Cruella, as a concept, is a movie begging to be memed. We’re all a little tired of origin stories by this point, especially when they’re being given to characters that nobody has ever wondered about the backstory of. Ratched, the story of Nurse Ratched from One Flew Over The Cuckoo’s Nest, is the latest example of this. Well, Cruella is the latest example, but before that, it was Ratched, and before that there were dozens more. At any rate, it’s a trend we’re tired of – even Cruella’s trailer seemed to be fishing for comparisons to Joker, the origin story of… well, take a guess.
‘They turned Cruella into the Joker’ is such a nonsense soup of words that it’s difficult to take the film seriously, especially when you consider how irredeemably evil Cruella de Vil actually is.
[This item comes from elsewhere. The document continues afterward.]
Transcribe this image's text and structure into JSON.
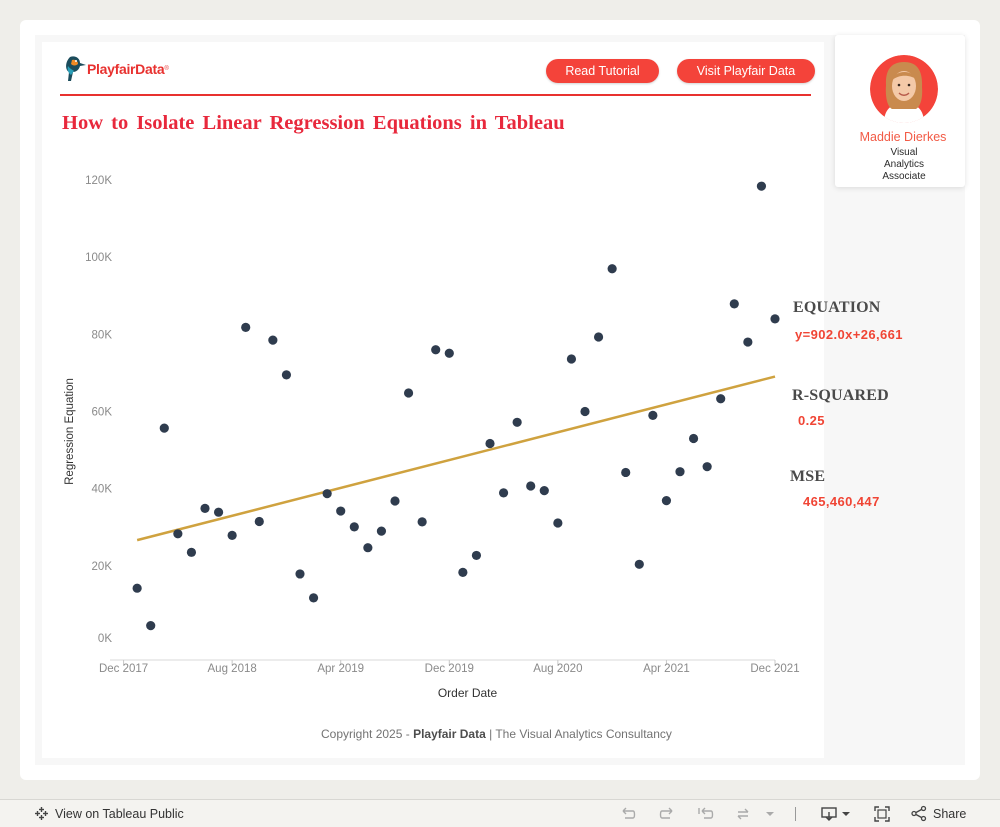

Her crimes might seem quite small fry in the midst of other villains from popular culture, but her whole deal is that she wants to kill and skin 101 puppy dogs – that can’t be reasoned away. There’s no struggle to relate to there, nothing to endear us to Cruella. She’s very fun to hate, and that’s part of her charm. Inverting that for an origin story seems baffling.
Still, something about the film captured my interest. While a Cruella origin story seems unnecessary, it’s set against a backdrop of a 20th Century fashion house rivalry in London, elevates Cruella’s eccentric aesthetic, and features the talents of Emma Stone, Emma Thompson, Mark Strong, and the criminally underrated Joel Fry and Paul Walter Hauser. Yes, it’s a bit of an unnecessary movie, but aren’t movies all unnecessary? Isn’t that what makes fiction interesting? I don’t want to get all mystical about humankind’s desire to create art and the nature of self expression over a Cruella de Vil origin story bankrolled by Disney, but ‘Who asked for this?’ is always the stupidest protest over a movie or TV show or game you don’t think looks interesting.
Mild spoilers follow for Cruella.
Despite – or perhaps a little bit because of – the weirdness of ‘What if Cruella de Vil but Joker’, I had bought in. Then I heard that Cruella’s mother gets killed by dalmatians in the opening scene. But hey, this movie is meme-central, and you can’t believe everything you read on the internet, right? Then I watched it – Cruella’s mother does not get killed by dalmatians in the opening scene, but she does in about the sixth or seventh one, around five minutes into the film.
At that point, my mixed hopes for Cruella plummeted. It seemed like they were going to use her mother’s murder at the hands – or paws – of three dogs as the catalyst for Cruella’s hatred for dalmatians and her desire to skin them. Thankfully, they do not. While a plot MacGuffin requires her to kidnap dalmatians at one point, she does not blame them personally for her mother’s demise. She blames herself, first and foremost, and then when she discovers who blew the dog whistle, she blames the blower. Cruella’s black and white colour scheme comes not from any connection to the dalmatians at all, but from her half white, half black hair – a condition she was born with.
No official marketing for the movie ever said ‘Cruella but Joker’, though the trailer clearly courted it. That might have meant the movie got mercilessly memed upon, but it also piqued a lot of folks’ interests – I know, because it piqued mine. In the end, that’s not really what Cruella is. She’s a bit mean and loses her way throughout the film, but she’s never evil. This isn’t the origin story of a monster. It’s Birds of Prey meets Oliver Twist by way of The Devil Wears Prada with a London punk soundtrack. It leans into its own campy vibes and wants, more than anything else, to be a spectacle. The stories are true, the Cruella Joker movie does start with Cruella’s mother being killed by dalmatians – but it’s not like you think.
People have gone into Cruella expecting it to be the tale of the birth of a villain. That’s what Joker is, after all. In his own movie, Arthur Fleck kills several people, many times with zero cause or justification. He’s sympathetic, kind of, but there’s no doubt that he’s a bad guy. When Cruella starts with “Dalmatians killed my mother!” it seems like it’s setting up Cruella’s justification, and that’s very silly. Once you watch the whole thing though, you understand that the dalmatian mother-murder is setting up something completely different, and as daft as it is, it just about works.